Enésima polémica en la Sanidad madrileña. Juan José Equiza, nuevo gerente del hospital, ya ha anunciado su intención de privatizar el almacén y el archivo de historias clínicas.

Javier Rodríguez parece no haber tomado la decisión más acertada al designar a Juan José Equiza como nuevo director gerente del Hospital Ramón y Cajal. El consejero de Sanidad, cuya intención era acercarse a profesionales y usuarios y acabar con las malas relaciones que hasta ahora había mantenido su antecesor, Javier Fernández-Lasquetty, está cada vez más lejos de su objetivo tras conocerse que ha colocado a un‘externalizador’ al frente de este centro, uno de los más importantes de la región. La polémica está servida.
Y es que el PSM se ha encargado de dar a conocer las intenciones privatizadoras de Equiza, de las que según explican él mismo hizo gala nada más llegar a su nuevo puesto. El portavoz socialista de Sanidad en la Asamblea de Madrid, José Manuel Freire, ha sido el encargado de denunciar las intenciones del gerente del Ramón y Cajal, cuyo objetivo parece ser externalizar el almacén y el archivo de historias clínicas del centro.
Medida que, ha dicho Freire, quiere adoptar “sin ninguna justificación” y “sin conocer cómo están las cosas” en el hospital, ya que Equiza habría hecho este anuncio en su primera reunión con los representantes sindicales del centro, el mismo día en que empezó a trabajar en el Ramón y Cajal.
Por ello el PSM ha pedido que comparezca en el Parlamento regional, donde quieren que explique por qué se ha autoproclamado como un ‘externalizador’. Los socialistas quieren que “explique las razones” de sus intenciones, ya que se temen que los directivos y gestores del Ejecutivo autonómico, “más que trabajar por lo público, trabajan por lo privado”.

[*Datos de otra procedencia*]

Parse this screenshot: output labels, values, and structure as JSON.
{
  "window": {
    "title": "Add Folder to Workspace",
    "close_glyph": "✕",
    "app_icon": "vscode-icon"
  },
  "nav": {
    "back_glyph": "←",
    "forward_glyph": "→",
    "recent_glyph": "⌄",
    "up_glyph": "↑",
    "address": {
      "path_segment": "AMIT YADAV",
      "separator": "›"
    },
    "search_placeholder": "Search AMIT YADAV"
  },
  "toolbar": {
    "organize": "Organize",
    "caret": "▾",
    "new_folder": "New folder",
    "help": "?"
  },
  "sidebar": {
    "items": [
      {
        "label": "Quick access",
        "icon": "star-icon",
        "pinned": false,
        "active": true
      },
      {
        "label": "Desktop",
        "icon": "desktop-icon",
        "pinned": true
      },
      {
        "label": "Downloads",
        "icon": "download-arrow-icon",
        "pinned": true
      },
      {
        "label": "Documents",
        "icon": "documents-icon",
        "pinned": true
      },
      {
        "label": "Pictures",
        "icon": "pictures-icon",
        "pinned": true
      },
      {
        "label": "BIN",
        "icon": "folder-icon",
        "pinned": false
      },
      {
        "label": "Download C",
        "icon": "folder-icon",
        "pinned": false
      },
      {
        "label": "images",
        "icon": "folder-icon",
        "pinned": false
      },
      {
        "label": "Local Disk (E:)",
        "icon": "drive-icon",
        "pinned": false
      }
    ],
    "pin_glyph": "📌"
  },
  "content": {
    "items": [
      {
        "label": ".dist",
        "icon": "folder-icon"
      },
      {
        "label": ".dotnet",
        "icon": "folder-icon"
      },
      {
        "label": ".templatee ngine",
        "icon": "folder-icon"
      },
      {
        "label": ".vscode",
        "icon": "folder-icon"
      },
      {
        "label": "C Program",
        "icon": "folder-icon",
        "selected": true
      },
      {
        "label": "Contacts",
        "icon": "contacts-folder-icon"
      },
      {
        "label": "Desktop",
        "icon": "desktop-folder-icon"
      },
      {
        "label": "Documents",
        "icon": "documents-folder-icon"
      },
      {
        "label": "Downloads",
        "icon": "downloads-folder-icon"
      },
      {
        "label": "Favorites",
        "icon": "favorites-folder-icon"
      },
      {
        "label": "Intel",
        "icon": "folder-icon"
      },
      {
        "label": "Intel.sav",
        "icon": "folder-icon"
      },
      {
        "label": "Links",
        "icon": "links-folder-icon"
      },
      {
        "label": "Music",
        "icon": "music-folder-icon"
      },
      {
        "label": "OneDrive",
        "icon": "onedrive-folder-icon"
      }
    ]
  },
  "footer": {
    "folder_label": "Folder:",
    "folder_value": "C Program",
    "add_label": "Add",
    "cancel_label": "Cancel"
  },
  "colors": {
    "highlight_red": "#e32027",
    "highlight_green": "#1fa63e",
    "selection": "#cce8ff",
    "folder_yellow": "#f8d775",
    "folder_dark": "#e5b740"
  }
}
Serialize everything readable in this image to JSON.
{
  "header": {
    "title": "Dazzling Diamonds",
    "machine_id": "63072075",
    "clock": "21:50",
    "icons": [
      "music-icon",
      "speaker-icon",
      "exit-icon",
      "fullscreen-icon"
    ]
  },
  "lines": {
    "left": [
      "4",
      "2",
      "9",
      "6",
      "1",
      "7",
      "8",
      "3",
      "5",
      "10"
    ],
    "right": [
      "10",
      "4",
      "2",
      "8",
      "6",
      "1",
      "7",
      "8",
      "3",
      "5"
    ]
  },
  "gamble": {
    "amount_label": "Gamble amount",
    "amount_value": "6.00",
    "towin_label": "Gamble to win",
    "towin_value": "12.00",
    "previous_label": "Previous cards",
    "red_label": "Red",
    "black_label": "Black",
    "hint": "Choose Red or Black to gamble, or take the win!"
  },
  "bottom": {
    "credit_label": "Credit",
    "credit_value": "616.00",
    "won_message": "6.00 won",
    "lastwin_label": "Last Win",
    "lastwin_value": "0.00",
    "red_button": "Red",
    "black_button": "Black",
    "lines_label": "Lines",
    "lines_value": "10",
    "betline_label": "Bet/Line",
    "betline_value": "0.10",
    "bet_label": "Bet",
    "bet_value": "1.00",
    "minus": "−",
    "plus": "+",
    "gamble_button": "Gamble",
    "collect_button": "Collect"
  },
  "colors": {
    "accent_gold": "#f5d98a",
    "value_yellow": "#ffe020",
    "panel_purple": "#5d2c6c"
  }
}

Una nueva polémica que no ha beneficiado a la figura de Rodríguez, que desde el principio ha tardado de desligarse de la línea que había seguido Lasquetty, y mucho menos a la Comunidad de Madrid, que está intentando cerrar el asunto de las privatizaciones con diversas medidas. La última, suprimir el organismo creado para controlar los seis hospitales que se iban a privatizar, la Dirección General de Seguimiento y Control de los Centros Sanitarios de Gestión Indirecta, una decisión que se anunció ayer mismo.
No obstante, los ‘esfuerzos’ del Gobierno de Ignacio González parecen no servir de mucho ante las erradas decisiones del consejero de Sanidad, que esta misma semana también ha estado en el ojo del huracán tras conocerse que Antonio Burgueño, exdirector general de Hospitales e ideólogo de las privatizaciones, iba a reincorporarse a la Consejería de Sanidad como asesor.
La polémica que suscitó el nombramiento de Burgueño, defendido a capa y espada por el propio Rodríguez, fue tal que el que ocupaba uno de los cargos de confianza de Lasquetty decidió renunciar al puesto apenas unas horas después de que saltase la noticia, y a pesar del apoyo que había recibido por parte del consejero. Un nombramiento que, según ha criticado el PSM, volvió a poner de manifiesto el “talante privatizador” del Gobierno regional a pesar de que Ignacio González ha tratado de zafarse de ese calificativo.